Ruch - Zagłębie: Wrócił Figo. Dla kibiców figa z makiem

PAP / Andrzej Grygiel
PAP / Andrzej Grygiel

Filip Starzyński próbował grać jak Figo, Maciej Dąbrowski robił rulety, gospodarze się starali, goście dominowali. Momenty były. Inauguracja ekstraklasowej wiosny udana jednak nie była, bo w meczu Ruch - Zagłębie goli zabrakło.

Nikt też nie zrobił na boisku takiej furory jak Filip Starzyński (pseudonim Figo) w Belgii. W swoim trzecim meczu w Lokeren, to było jeszcze w sierpniu, wszedł na boisko w 83. minucie, a cztery minuty później schodził z niego, bo zobaczył czerwoną kartkę. Jeśli Belgowie robili jakieś komediowe podsumowanie swojej jesieni, to Polak mógł w nim grać jedną z czołowych ról.

Środkowy pomocnik pół roku temu postanowił podbić Zachód. Klub wydawał się w porządku, choć belgijski, to jednak polski, bo Lokeren to przecież drugi dom Włodzimierza Lubańskiego. Ani nie za mocny, ani niezbyt słaby. Zwykły europejski średniak. Starzyński wyjeżdżał z Ruchu jako reprezentant Polski i prawdziwy lider. Facet, który rozegrał dla tego klubu 101 meczów, a w połowie z nich albo strzelał gole albo asystował. Belgia go jednak pożarła jak pyszne belgijskie frytki.

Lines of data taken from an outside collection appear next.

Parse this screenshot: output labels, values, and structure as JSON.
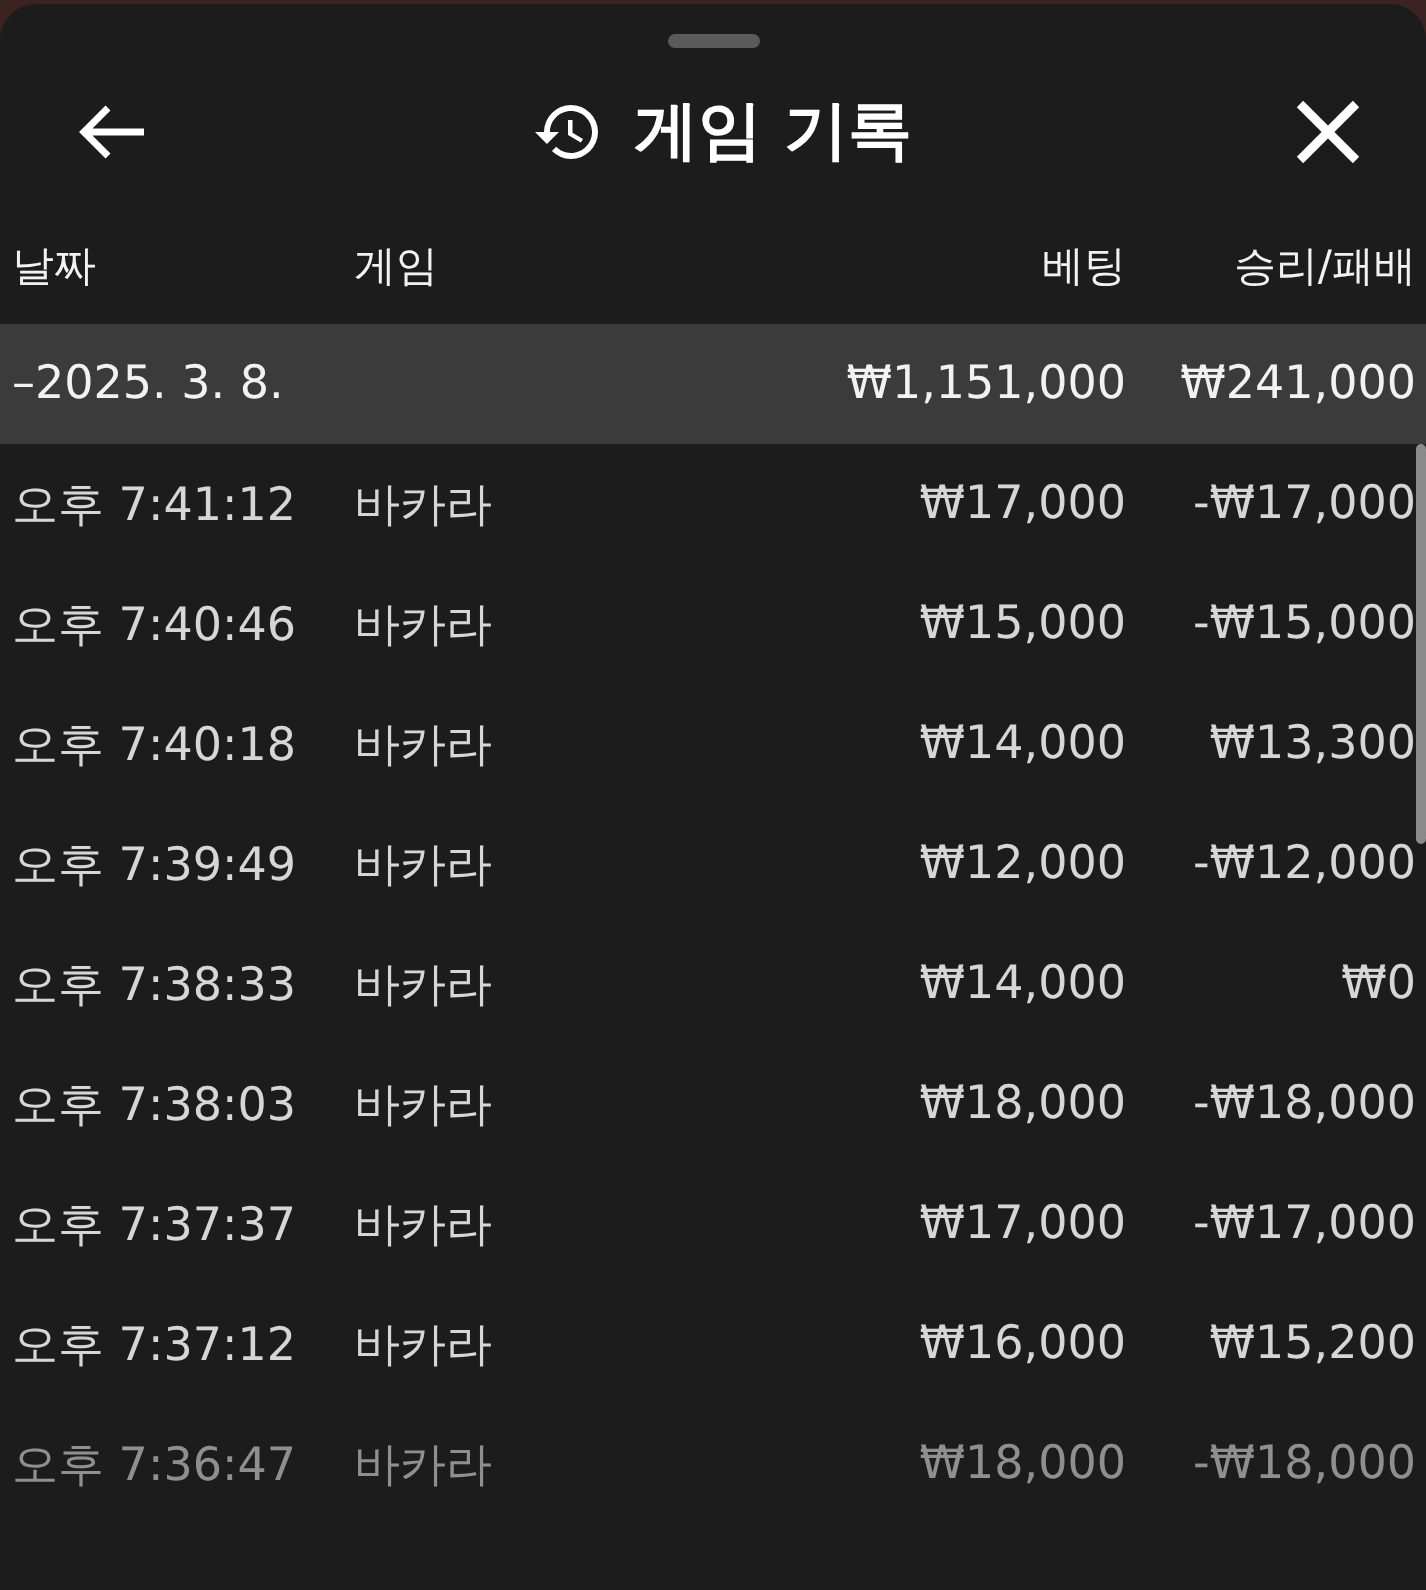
{
  "header": {
    "title": "게임 기록"
  },
  "table": {
    "columns": [
      "날짜",
      "게임",
      "베팅",
      "승리/패배"
    ],
    "summary": {
      "date": "–2025. 3. 8.",
      "bet": "₩1,151,000",
      "result": "₩241,000"
    },
    "rows": [
      {
        "time": "오후 7:41:12",
        "game": "바카라",
        "bet": "₩17,000",
        "result": "-₩17,000"
      },
      {
        "time": "오후 7:40:46",
        "game": "바카라",
        "bet": "₩15,000",
        "result": "-₩15,000"
      },
      {
        "time": "오후 7:40:18",
        "game": "바카라",
        "bet": "₩14,000",
        "result": "₩13,300"
      },
      {
        "time": "오후 7:39:49",
        "game": "바카라",
        "bet": "₩12,000",
        "result": "-₩12,000"
      },
      {
        "time": "오후 7:38:33",
        "game": "바카라",
        "bet": "₩14,000",
        "result": "₩0"
      },
      {
        "time": "오후 7:38:03",
        "game": "바카라",
        "bet": "₩18,000",
        "result": "-₩18,000"
      },
      {
        "time": "오후 7:37:37",
        "game": "바카라",
        "bet": "₩17,000",
        "result": "-₩17,000"
      },
      {
        "time": "오후 7:37:12",
        "game": "바카라",
        "bet": "₩16,000",
        "result": "₩15,200"
      },
      {
        "time": "오후 7:36:47",
        "game": "바카라",
        "bet": "₩18,000",
        "result": "-₩18,000"
      }
    ]
  }
}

I wypluła po pół roku. - Nie zamierzam szukać usprawiedliwień. Trener nie widział mnie w składzie, dostawałem mało szans na grę - tłumaczył niedawno.

Tak się złożyło, że w pierwszym meczu po powrocie zagrał akurat w Chorzowie. I można się było przekonać, na polską ligę to wciąż bardzo dobry zawodnik. Zagłębie powinno mieć z niego dużo pociechy. Nie zapomniał jak grać kombinacyjnie, próbował rozgrywać niekonwencjonalnie. W 25. minucie uderzył zewnętrznym podbiciem zza pola karnego, ale Matus Putnocky wyciągnięty jak struna przeniósł piłkę nad bramką. Dziesięć minut później Starzyński balansem ciała zwiódł piłkarzy z Chorzowa, wpadł w pole karne, ale uderzył tylko w boczną siatkę.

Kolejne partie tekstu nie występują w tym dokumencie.